As in all prejudice, the reach of misogyny is often unseen, an internalized bias only rearing its head if you know how to recognize the signs. This was the feeling in the pit of my stomach when my friend told me his story — recognition.

The preponderance of male concern for harassment suits not only discounts the reality of endemic sexual and gender-based violence in this country, but also assumes women are overly-sensitive, illogical, and trigger-happy attention-seekers who cannot tell the difference between benign interaction and sexual assault.

When I finally found the words to relate to my friend why I found his statement problematic, I found that he was wholly unaware of the realities of harassment, or how difficult it is for women who have been assaulted to garner justice. Studies have shown that one in three women experience sexual harassment at work, but only twenty-nine percent of these cases are ever reported. Further a scant fifteen percent of reported cases will ever result in a lawsuit, which are notoriously difficult to win. In total, this means that only four percent of women who are harassed will ever bring suit.

This breed of harassment is only one side of the issue, because the inequities extend far beyond disrespect, objectification, and discrimination in the workplace.
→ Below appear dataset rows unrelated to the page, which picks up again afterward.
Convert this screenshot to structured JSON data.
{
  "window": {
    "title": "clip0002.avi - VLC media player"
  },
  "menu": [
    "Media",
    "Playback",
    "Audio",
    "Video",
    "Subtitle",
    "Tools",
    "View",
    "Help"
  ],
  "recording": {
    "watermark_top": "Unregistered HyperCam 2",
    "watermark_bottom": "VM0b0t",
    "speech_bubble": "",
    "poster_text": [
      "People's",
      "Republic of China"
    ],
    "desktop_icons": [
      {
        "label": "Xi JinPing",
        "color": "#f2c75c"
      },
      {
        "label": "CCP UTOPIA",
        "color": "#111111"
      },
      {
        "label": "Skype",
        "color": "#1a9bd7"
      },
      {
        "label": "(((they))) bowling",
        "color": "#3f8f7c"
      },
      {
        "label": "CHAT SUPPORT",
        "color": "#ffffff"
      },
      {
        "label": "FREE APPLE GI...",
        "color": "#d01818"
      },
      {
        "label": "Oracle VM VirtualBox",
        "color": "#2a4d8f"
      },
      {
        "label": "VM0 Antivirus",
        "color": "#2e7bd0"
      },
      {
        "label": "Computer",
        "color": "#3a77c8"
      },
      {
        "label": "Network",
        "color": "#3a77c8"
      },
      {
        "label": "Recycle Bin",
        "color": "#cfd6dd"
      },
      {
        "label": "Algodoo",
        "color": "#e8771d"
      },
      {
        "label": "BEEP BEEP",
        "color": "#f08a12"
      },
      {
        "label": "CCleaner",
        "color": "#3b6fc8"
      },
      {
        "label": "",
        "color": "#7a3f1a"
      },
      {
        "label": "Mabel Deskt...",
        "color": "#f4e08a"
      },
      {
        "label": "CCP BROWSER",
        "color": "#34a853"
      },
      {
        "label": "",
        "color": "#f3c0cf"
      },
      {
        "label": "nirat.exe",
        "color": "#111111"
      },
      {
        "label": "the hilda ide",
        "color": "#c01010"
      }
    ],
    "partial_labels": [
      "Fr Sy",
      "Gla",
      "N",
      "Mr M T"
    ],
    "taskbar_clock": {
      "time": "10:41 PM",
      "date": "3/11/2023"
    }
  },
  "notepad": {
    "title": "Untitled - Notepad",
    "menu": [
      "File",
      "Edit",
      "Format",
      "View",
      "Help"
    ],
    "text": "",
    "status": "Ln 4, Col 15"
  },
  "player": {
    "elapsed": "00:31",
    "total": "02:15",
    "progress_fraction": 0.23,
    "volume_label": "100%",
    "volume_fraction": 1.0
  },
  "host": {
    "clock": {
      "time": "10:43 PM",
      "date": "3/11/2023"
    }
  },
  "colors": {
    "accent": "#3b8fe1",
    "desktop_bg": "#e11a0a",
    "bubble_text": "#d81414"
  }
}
One in six American women are estimated to experience rape in their lifetime, yet only one third of rapes are reported, and only about six percent of rapists are ever convicted for their crimes. These are the facts, but as I have experienced first hand, facts often lie far beneath the surface of prevailing societal beliefs.

Rape culture is not merely the normalization of abuse, it is the suppression of reality: It is the denial and concealment of inequity. It distracts our attention from the real issues at stake, diverts blame from perpetrator to victim, and drives forward narratives that discredit and demonize women. So while American men are more likely to be murdered than sued for legitimate harassment, rape culture seeps in, whispers in our ears, and fans the flames of paranoia. And while men and women alike may be allies of the cause, acknowledging the complex and intersecting threats faced by vulnerable and marginalized populations, implicit and internalized bias has a unique ability to seep in between the cracks.

So what is the solution? How do we move forward?

One key path is education and raising awareness. As the resistance surges on, it is our duty as feminists to ensure that bias is not allowed to smother fact. This is not merely an issue of political and legal reform, but requires cultural transformation. We must teach our children inclusivity and respect, counter ‘alternative facts’ and propaganda with hard evidence and research, empower the voices of survivors to shed light on the impact of these crimes, and above all else, elect officials that will evoke truth, empower communities, and guarantee justice.

The second path is confrontation, not violence and antagonism, but genuine empathy and advocacy. There are a great many people who will never change their minds and always fall back on bigotry and hate, but there are also a great many potential allies out there who may simply be unaware of the reality. This was my experience- and this is how movements build. We must have the difficult conversations to succeed.

So as it stands men do not need to fear being sued for harassment, because when women are harassed, or even raped, more often than not it goes unreported. But my hope is that one day they will need to fear accountability- because when sixty-five percent of women experience street harassment, thirty-three percent experience workplace harassment, and fifteen percent experience rape — there are a great many guilty parties out there due their day in court.

Let’s make sure they get there.

Sarah Tunnell is a New-York based human rights defender and researcher who spends her free time roaming city parks in search of ice cream stands and dogs to cuddle.